Set against the narrative of strong demand, supply constraints and speculative stockpiling, the cobalt price could rise much further in 2017. Certainly the cobalt market is prone to volatile prices. Significant price rises were seen over the 2003 to 2008 period, driven by undersupply, perceived fears over future supply shortages, and high levels of global economic growth underpinned by strong Chinese demand. In 2003 the price of high grade cobalt averaged just under US$11/lb but grew to reach an average of over US$38/lb by 2008. At the peak in March 2008, high-grade cobalt metal was sold at over US$52/lb.
As such, the recent price rises do not necessarily reflect the 'new normal' and the possibility of a correction is considerable. Nonetheless, with strong overall demand set against a tight metal market, compounded by recent (albeit some temporary) shutdowns, Roskill anticipates higher average prices over the coming years than those seen in recent years.
Tantalum: Dodd-Frank reforms unlikely to make big impact
News emerged in January of a fire at AMG Brazil’s MIBRA operation, near São João del Rei, Minas Gerais. MIBRA is a producer of tantalum concentrates, feldspar and tin, and is due to start supplying lithium concentrates in mid-2018. An associated chemical plant produces tantalum and niobium oxides.
The fire affected one of the company’s two gravimetric concentrators and at one point there were fears that the entire structure might collapse. Although it remained standing, damage was extensive and it will likely be mid-year before full capacity is restored; the plant is presently running at about 50% of normal capacity. Mining and other operations were not affected.
While this was an isolated incident, it serves to highlight the sometimes precarious nature of the tantalum industry. MIBRA is one of the world’s largest producers. Its annual output of up to 0.3Mlb Ta2O5 represents nearly 10% of global mine supply, Roskill estimates (nearer 20%, if artisanal mining is excluded). Moreover, all of its concentrate production is currently supplied to the processor GAM.

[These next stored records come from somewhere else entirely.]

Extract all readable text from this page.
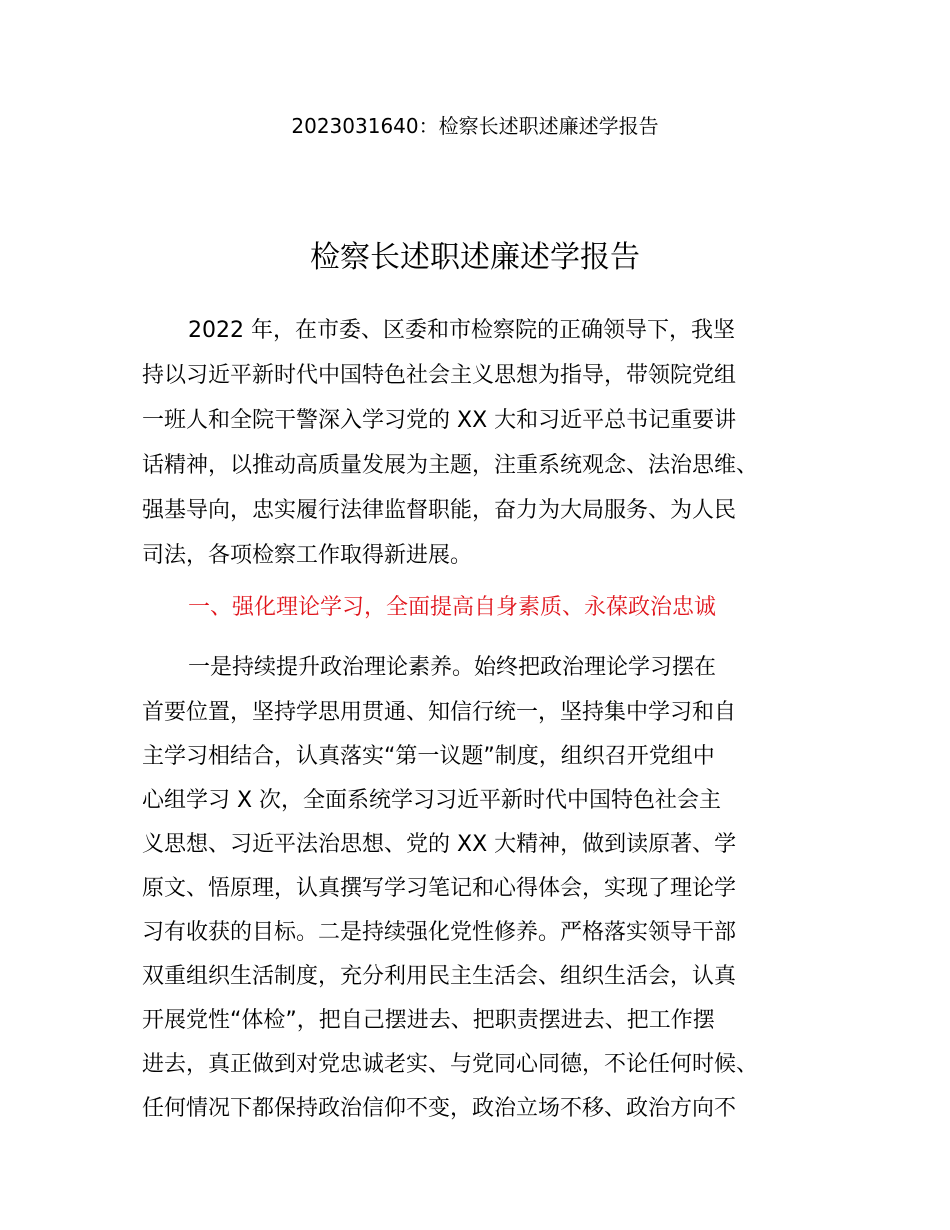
2023031640：检察长述职述廉述学报告
检察长述职述廉述学报告
2022 年，在市委、区委和市检察院的正确领导下，我坚
持以习近平新时代中国特色社会主义思想为指导，带领院党组
一班人和全院干警深入学习党的 XX 大和习近平总书记重要讲
话精神，以推动高质量发展为主题，注重系统观念、法治思维、
强基导向，忠实履行法律监督职能，奋力为大局服务、为人民
司法，各项检察工作取得新进展。
一、强化理论学习，全面提高自身素质、永葆政治忠诚
一是持续提升政治理论素养。始终把政治理论学习摆在
首要位置，坚持学思用贯通、知信行统一，坚持集中学习和自
主学习相结合，认真落实“第一议题”制度，组织召开党组中
心组学习 X 次，全面系统学习习近平新时代中国特色社会主
义思想、习近平法治思想、党的 XX 大精神，做到读原著、学
原文、悟原理，认真撰写学习笔记和心得体会，实现了理论学
习有收获的目标。二是持续强化党性修养。严格落实领导干部
双重组织生活制度，充分利用民主生活会、组织生活会，认真
开展党性“体检”，把自己摆进去、把职责摆进去、把工作摆
进去，真正做到对党忠诚老实、与党同心同德，不论任何时候、
任何情况下都保持政治信仰不变，政治立场不移、政治方向不
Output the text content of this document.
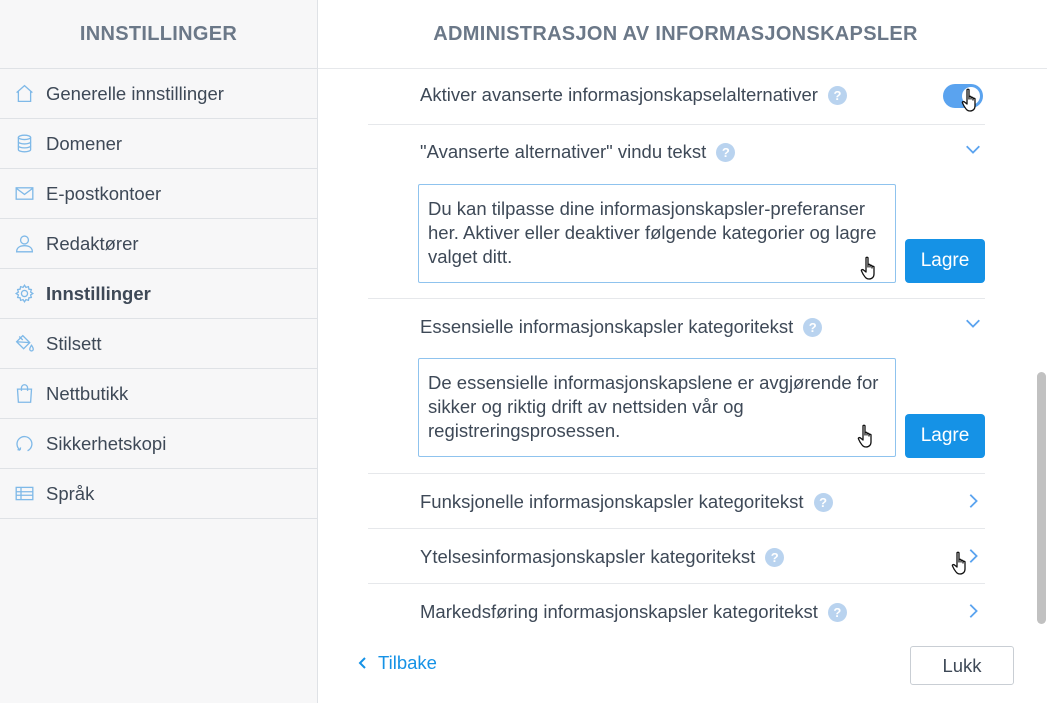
INNSTILLINGER
Generelle innstillinger
Domener
E-postkontoer
Redaktører
Innstillinger
Stilsett
Nettbutikk
Sikkerhetskopi
Språk
ADMINISTRASJON AV INFORMASJONSKAPSLER
Aktiver avanserte informasjonskapselalternativer	?
"Avanserte alternativer" vindu tekst	?
Du kan tilpasse dine informasjonskapsler-preferanser her. Aktiver eller deaktiver følgende kategorier og lagre valget ditt.	Lagre
Essensielle informasjonskapsler kategoritekst	?
De essensielle informasjonskapslene er avgjørende for sikker og riktig drift av nettsiden vår og registreringsprosessen.	Lagre
Funksjonelle informasjonskapsler kategoritekst	?
Ytelsesinformasjonskapsler kategoritekst	?
Markedsføring informasjonskapsler kategoritekst	?
Tilbake	Lukk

History has shown that the tantalum market can overreact to fairly minor, or imaginary, events; it does not take much to cause prices to spike. It has not happened this time, though, and there is no real reason why it should have. MIBRA can very probably maintain its supply of tantalum units from alternative processing routes, such as its chemical plant, and inventory, including tailings. There is almost certainly a buffer of inventory further down the supply chain.